Draco kept his temper, barely.
"Condition four is that if Narcissa got her own hands dirty, and, say, Crucioed someone's child into insanity, and that person burned Narcissa for revenge, the deal might be off again. Because then it was still wrong for them to burn her, they still should've just killed her without pain; but it wasn't evil the same way as if she was just Lucius's love who never did anything herself, like you said. Condition five is that if whoever killed Narcissa was tricked somehow into doing it, then my enemy is whoever tricked them, not the person who was tricked."
"All this really sounds like you're planning to weasel out of it -"
"Draco, I won't take a good person as an enemy, not for you or anyone. I have to really believe they're in the wrong. But I've thought about it, and it seems to me that if Narcissa didn't do any evil with her own hands, just fell in love with Lucius and chose to stay his wife, then whoever burned her alive in her own bedroom isn't likely to be a good guy. And I'll pledge to take as my enemy whoever made that happen, whether it's Dumbledore or anyone else, unless you deliberately release me from that pledge. Hopefully that won't go wrong the way it would if this were a play."
"I'm not happy," said Draco. "But okay. You pledge to take my mother's murderer as your enemy, and I'll -"
Harry waited, with a patient look on his face, while Draco tried to make his voice work again.

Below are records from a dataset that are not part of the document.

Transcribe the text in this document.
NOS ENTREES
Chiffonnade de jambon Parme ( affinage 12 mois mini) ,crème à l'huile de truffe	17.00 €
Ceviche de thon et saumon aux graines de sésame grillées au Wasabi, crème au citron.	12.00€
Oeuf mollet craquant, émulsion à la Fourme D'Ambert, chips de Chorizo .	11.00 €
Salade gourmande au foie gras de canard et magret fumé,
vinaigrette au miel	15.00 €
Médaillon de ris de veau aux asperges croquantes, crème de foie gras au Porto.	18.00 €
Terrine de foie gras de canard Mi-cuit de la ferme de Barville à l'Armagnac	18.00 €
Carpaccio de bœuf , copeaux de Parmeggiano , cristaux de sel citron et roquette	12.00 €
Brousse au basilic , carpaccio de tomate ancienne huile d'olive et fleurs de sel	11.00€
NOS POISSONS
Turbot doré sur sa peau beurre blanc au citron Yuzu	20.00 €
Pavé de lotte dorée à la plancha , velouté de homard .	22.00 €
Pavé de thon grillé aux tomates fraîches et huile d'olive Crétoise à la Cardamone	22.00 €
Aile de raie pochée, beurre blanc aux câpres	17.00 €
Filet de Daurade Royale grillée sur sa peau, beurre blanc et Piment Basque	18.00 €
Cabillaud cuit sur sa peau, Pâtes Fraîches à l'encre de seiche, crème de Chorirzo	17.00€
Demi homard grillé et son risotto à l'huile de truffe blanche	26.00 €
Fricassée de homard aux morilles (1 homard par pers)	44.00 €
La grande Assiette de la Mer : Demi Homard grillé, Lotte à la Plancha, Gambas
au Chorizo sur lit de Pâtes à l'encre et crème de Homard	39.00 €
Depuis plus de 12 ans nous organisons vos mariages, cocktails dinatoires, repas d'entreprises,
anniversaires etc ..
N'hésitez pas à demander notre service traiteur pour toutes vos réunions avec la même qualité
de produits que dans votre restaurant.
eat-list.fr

"I'll help you fix the problem with Slytherin House hating Muggleborns," Draco finished in a whisper. "And I'll say it was sad that Lily Potter died."
"So be it," said Harry.
And it was done.
The break, Draco knew, had just widened a little more. No, not a little, a lot. There was a sensation of drifting away, of being lost, further and further from shore, further and further from home...
"Excuse me," Draco said. He turned away from Harry, and then tried to calm himself, he had to do this test, and he didn't want to fail it from being nervous or ashamed.
Draco raised his wand into the starting position for the Patronus Charm.
Remembered falling from his broomstick, the pain, the fear, imagined it coming from a tall figure in a cloak, looking like a dead thing left in water.
And then Draco closed his eyes, the better to remember Father holding his small, cold hands in his own warm strength.
Don't be frightened, my son, I'm here...
The wand swung up in a broad brandish, to drive the fear away, and Draco was surprised at the strength of it; and he remembered in that moment that Father wasn't lost, would never be lost, would always be there and strong in his own person, no matter what happened to Draco, and his voice cried, "Expecto Patronum!"
Draco opened his eyes.
A shining snake looked back at him, no less bright than before.